Veja, caro leitor, como Machado denuncia a violência escravista. Prudêncio, cujo nome recomenda prudência, liberto, correu para adquirir um escravo, embora continuasse subserviente a seus antigos senhores. Todo esse gesto tinha como objetivo resgatar sua cidadania, o que o levava a repetir em público a violência física e simbólica que um dia recebera, buscando, com isso, angariar respeito e prestígio. A liberdade não era só de ir e vir, mas também de castigar e punir os que se encontravam no andar de baixo. No fundo, a punição em público era um meio de demonstrar aos quatro cantos a ascensão social. Já Brás Cubas, de origem branca e elitista, fez o gesto oposto. No seio familiar, privado, abusava dos escravos desde criança, tratando-os como animais. Em público, adotou postura oposta, numa manobra oportunista, quis granjear a simpatia do público ao exigir a cessação da violência, da qual ele próprio havia usado e abusado a vida inteira.
Interessante como um clássico pode permanecer atual. A escravidão no Brasil não foi abolida; apenas trocou o chicoteio físico pela falta de oportunidade social. As estruturas de cativeiro são por nós herdadas e reproduzidas, sem nos darmos conta, tal como fez Prudêncio – não um mero personagem, mas um espelho. Espelho de um país que carrega consigo as heranças da escravidão. Basta uma olhadela para o insistente elevador de serviço, a patrulha vigilante que alimenta a desconfiança pela cor da pele, a escola exclusiva, o clube social e a constante insistência em negar o racismo (“isso é mimimi”). Aliás, que o leitor faça a melhor comparação que lhe quadrar, espero que sem torcer o nariz, embora não custe lembrar que Prudêncio jurava não ter nada com isso.

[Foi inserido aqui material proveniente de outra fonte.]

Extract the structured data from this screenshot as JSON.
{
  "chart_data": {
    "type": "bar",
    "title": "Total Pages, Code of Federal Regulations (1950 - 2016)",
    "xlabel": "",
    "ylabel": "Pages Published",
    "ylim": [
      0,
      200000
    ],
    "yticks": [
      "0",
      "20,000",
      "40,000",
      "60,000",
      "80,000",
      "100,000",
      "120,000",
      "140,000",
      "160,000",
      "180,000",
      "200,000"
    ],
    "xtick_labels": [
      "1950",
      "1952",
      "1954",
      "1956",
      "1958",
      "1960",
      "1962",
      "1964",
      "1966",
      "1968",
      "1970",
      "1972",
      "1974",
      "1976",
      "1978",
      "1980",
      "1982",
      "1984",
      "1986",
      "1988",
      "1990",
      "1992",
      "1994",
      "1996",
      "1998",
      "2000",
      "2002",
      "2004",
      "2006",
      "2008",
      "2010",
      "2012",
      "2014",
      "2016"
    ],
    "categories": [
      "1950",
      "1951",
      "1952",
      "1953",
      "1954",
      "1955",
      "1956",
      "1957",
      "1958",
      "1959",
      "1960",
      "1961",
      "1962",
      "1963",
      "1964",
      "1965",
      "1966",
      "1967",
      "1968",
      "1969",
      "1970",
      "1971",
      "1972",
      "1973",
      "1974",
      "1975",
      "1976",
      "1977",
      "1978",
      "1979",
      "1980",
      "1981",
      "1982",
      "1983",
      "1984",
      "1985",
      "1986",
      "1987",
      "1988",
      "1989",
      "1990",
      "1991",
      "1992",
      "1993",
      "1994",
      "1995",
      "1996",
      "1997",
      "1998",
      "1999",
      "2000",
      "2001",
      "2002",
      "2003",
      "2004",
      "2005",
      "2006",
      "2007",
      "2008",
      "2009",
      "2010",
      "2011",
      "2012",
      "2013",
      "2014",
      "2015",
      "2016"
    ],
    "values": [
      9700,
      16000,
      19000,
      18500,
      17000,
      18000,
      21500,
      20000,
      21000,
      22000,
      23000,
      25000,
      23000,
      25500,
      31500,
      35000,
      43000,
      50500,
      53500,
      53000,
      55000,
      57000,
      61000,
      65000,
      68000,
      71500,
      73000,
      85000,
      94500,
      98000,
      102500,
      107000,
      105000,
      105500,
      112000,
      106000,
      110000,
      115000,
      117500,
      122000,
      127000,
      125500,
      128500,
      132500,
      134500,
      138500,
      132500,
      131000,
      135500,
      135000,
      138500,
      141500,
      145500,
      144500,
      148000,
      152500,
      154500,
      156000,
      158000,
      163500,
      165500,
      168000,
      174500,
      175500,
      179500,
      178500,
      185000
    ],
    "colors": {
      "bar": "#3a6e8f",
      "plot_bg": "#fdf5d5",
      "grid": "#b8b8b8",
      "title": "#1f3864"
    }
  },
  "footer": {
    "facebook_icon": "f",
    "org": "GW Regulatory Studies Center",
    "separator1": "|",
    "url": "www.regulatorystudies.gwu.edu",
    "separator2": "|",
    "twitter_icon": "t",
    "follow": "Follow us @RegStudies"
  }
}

Outro dia, vi um vídeo supostamente motivacional de um “novo-rico”, desses que se familiarizam com coaches e afins e passam o dia a postar seu sucesso nas redes sociais (vinhos, carros, elevadores em casa e toda essa “baranguice”). Nele, num ônibus apertado, calorento e sujo, um homem olha para um carro importado e diz que um dia estará ali. Ele não queria melhorar a condição do transporte público, mas apenas trocar de lugar com o outro. No fim das contas, era o velho dilema de Prudêncio, o qual todos nós, em alguma medida, carregamos, ainda que escondido num canto da alma. O melhor do chicote é ter-lhe o cabo à mão...
Superar esse dilema é o nosso desafio diário. Talvez seja isso que o Dia da Consciência Negra, rememorado em 20 de novembro — data que marca a morte do líder quilombola Zumbi dos Palmares —, tem a nos dizer. É preciso vigiar essa tentação de ascender sem transformar, ainda mais no Direito, onde há tanto espaço para a implementação de mudanças sociais. Só assim saltaremos da velha engrenagem que levou Prudêncio a sonhar com o chicote que um dia o vergastou. Quem sabe, assim, cairá por terra a conclusão de Brás Cubas ao final da obra: “Não tive filhos, não transmiti a nenhuma criatura o legado de nossa miséria”.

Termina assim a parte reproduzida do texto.